Open Fewer Documents
One of the most effective things we can do to improve student writing is to give students feedback WHILE they are writing rather than after they submit their writing. Feedback given during the process is formative. No matter what way you cut it, the learning students receive from your feedback AFTER they are done is less. The worst is when we give feedback and they never read it at all, we wasted our time. The problem is the challenge of opening multiple Google Docs individually to provide feedback; it’s slow.
Use Google Slides
I am a huge fan of collaborative Google Slides. All students on one Google Slides. I’d rather open ONE rather than 30. G Suite just updated Google Slides to allow for better commenting. This makes Google Slides viable as a platform for writing short papers. The template is 8.5 by 11. Each student joins the SAME Google Slides. They add a slide and put their name in the speaker notes. The template allows for a paper title and to write a one page paper.
All on the SAME Google Slides.
Control Alt M
While students are writing their papers in Google Slides you can insert feedback comments. Control Alt M inserts a comment. Control Enter saves your comment. (Mac users it is Command Option M and Command Enter).
Can Students See Each Others’ Papers?
Yes. They are all writing their paper on their own slide, but within the SAME Google Slides. Design the assignment to take ADVANTAGE of students being able to see each other’s papers.
When students are writing their paper in the same document (Google Slides) peer feedback is a snap. Students can simply go to another slide and insert feedback comments.
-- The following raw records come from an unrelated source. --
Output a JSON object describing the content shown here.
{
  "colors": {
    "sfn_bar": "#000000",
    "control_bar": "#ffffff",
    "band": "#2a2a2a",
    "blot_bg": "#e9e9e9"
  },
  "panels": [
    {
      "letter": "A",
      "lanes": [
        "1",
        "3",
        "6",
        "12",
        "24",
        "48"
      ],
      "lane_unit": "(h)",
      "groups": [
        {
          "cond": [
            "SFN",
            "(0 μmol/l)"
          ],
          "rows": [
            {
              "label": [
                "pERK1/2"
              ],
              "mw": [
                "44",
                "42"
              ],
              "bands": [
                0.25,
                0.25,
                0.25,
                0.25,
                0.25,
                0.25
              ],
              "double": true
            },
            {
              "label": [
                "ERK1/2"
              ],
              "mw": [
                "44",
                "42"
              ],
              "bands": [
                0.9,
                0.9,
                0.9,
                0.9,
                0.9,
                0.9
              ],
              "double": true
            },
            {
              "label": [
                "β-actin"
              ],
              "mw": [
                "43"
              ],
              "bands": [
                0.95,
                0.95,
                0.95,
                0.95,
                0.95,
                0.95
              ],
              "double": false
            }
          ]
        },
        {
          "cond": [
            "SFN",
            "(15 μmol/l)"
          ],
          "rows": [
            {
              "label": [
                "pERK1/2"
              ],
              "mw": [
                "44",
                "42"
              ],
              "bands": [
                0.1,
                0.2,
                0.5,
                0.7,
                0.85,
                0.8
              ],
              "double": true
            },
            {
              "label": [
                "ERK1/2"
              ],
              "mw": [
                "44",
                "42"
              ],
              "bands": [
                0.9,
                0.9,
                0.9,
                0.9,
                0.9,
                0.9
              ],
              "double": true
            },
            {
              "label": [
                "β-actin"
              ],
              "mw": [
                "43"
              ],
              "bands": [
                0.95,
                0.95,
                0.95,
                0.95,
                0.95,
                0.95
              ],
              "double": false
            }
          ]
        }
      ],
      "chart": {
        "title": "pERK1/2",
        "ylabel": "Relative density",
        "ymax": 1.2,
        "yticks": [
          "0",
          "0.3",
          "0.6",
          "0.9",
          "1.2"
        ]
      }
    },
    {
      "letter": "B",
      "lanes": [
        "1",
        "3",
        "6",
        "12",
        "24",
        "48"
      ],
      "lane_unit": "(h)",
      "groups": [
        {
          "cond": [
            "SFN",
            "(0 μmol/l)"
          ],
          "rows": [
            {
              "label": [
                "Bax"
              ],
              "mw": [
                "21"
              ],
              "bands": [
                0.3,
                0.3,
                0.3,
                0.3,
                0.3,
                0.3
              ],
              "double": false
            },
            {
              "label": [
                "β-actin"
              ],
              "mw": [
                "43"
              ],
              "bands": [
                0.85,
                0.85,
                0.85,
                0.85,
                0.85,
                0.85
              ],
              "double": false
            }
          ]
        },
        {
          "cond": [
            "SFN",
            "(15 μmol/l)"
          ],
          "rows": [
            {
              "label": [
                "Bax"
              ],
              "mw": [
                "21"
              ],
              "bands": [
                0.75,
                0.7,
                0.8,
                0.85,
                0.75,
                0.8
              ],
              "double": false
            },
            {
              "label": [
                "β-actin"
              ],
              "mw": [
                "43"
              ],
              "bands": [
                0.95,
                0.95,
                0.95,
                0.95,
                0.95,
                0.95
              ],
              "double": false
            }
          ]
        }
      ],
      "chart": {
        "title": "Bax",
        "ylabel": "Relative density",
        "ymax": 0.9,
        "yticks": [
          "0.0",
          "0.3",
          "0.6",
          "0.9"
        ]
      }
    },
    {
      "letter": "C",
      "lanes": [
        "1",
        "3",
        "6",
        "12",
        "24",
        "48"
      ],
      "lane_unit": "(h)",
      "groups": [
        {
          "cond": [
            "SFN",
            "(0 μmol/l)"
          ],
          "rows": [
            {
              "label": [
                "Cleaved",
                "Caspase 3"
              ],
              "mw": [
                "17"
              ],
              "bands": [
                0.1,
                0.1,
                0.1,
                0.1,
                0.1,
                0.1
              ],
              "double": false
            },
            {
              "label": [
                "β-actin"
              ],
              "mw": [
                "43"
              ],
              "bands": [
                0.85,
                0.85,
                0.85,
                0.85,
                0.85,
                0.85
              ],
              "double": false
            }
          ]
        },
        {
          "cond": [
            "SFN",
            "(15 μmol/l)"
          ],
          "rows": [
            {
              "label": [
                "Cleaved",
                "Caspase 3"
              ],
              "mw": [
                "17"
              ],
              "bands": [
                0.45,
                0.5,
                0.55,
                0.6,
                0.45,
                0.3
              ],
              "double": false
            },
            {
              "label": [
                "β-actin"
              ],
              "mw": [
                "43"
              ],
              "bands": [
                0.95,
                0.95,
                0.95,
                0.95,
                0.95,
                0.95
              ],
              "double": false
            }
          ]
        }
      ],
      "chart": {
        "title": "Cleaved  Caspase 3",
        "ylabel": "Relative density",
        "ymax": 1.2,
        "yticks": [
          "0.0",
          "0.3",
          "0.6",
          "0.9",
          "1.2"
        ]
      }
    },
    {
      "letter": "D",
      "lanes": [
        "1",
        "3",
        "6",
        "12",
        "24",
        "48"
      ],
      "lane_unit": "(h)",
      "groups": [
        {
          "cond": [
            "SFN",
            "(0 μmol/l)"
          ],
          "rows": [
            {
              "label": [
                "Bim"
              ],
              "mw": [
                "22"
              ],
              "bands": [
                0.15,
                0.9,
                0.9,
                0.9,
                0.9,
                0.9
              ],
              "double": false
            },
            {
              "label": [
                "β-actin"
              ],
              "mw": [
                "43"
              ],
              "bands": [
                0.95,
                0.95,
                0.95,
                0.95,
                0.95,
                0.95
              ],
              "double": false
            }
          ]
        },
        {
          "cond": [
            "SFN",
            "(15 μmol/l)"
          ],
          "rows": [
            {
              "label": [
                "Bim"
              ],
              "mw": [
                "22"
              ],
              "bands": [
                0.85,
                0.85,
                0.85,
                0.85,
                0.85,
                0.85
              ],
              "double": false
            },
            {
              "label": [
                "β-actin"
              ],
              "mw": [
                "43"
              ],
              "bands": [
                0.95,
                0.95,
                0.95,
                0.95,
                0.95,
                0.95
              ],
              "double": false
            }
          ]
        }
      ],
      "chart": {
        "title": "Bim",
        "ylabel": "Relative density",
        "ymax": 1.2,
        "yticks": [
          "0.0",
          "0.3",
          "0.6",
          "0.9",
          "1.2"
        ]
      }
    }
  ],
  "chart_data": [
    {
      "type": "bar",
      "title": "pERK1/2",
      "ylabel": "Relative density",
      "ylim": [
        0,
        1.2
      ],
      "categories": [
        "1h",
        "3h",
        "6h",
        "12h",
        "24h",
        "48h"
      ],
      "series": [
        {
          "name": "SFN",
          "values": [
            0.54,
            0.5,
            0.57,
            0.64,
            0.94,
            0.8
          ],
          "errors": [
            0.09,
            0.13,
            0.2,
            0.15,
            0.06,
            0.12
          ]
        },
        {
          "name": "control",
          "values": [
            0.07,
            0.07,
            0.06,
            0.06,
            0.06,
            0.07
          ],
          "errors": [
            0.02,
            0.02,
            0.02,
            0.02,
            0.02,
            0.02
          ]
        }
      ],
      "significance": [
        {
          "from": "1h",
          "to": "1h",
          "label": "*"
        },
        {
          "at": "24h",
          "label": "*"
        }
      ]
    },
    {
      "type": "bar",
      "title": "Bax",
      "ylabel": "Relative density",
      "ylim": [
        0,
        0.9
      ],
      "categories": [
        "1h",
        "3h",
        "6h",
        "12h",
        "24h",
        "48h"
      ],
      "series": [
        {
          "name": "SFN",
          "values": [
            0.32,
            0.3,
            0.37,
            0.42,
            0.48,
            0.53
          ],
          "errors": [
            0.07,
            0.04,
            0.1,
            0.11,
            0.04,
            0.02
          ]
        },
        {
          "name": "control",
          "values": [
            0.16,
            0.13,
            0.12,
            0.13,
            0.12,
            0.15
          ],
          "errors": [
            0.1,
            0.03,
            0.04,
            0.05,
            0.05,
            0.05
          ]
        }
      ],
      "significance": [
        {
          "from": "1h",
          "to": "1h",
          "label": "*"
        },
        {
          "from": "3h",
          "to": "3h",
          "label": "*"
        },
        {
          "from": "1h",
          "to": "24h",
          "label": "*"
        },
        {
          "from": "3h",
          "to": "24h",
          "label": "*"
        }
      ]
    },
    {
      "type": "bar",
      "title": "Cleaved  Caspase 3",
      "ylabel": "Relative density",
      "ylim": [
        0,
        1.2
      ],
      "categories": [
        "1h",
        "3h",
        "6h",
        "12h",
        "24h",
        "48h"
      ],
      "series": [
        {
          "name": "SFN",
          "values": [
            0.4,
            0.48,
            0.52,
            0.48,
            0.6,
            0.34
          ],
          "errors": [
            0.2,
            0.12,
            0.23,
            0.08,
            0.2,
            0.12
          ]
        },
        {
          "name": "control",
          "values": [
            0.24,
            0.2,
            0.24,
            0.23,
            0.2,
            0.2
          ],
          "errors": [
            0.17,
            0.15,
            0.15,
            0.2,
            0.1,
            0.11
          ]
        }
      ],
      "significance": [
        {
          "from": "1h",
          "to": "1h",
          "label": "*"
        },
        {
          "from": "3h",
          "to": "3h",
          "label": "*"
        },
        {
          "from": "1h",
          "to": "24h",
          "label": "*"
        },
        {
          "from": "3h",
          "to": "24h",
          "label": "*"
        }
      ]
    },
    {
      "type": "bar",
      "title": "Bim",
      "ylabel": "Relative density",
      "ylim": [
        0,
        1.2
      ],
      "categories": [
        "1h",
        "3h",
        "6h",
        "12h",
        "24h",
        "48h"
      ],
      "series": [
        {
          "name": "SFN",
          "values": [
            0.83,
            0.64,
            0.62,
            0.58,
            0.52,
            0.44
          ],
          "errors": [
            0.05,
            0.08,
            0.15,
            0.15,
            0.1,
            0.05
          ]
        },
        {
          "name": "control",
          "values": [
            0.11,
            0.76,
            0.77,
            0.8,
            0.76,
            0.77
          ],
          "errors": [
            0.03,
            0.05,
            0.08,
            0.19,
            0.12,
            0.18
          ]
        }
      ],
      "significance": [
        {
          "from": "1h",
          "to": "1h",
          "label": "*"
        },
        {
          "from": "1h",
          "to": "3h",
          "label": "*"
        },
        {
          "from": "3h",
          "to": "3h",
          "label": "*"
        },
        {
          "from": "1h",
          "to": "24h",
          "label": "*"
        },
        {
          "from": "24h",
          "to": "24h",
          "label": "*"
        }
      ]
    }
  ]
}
No document sharing required.
Send Papers to Google Docs
Google Doc It Menu
Once students have written, received feedback, and revised their paper they can send their work to a Google text document. Use the “Google Doc It” menu in the template. While on any particular slide choose “Make Google Doc” and the text on that one slide will be sent to a new Google Doc.
Make Docs – A Pile of Google Docs
Choosing “Make Docs” creates an individual Google text document for each slide. All students papers are instantly in their own Google Doc. A link to each of the Google Docs is placed into a spreadsheet.
Authorizing the Script
None of my Add-ons or Chrome extensions collect any data. When asked to authorize the script you may encounter a screen telling you the app isn’t verified. No one at Google has reviewed my code and they are letting you know they have not reviewed it. When authorizing a script you should make sure that you trust the person who coded it. I coded this myself.
Click on Advanced
Find the small print of “Advanced” and this will expand out a further warning that Google has not reviewed my code. Click on the link that says “(unsafe).” It is safe. Again, I coded this myself. You can review the code by using the Tools menu and choosing “Script editor.” When asked to allow permissions for your Google Apps you are NOT giving me any permissions; you are giving yourself permissions to your own Google Drive and apps.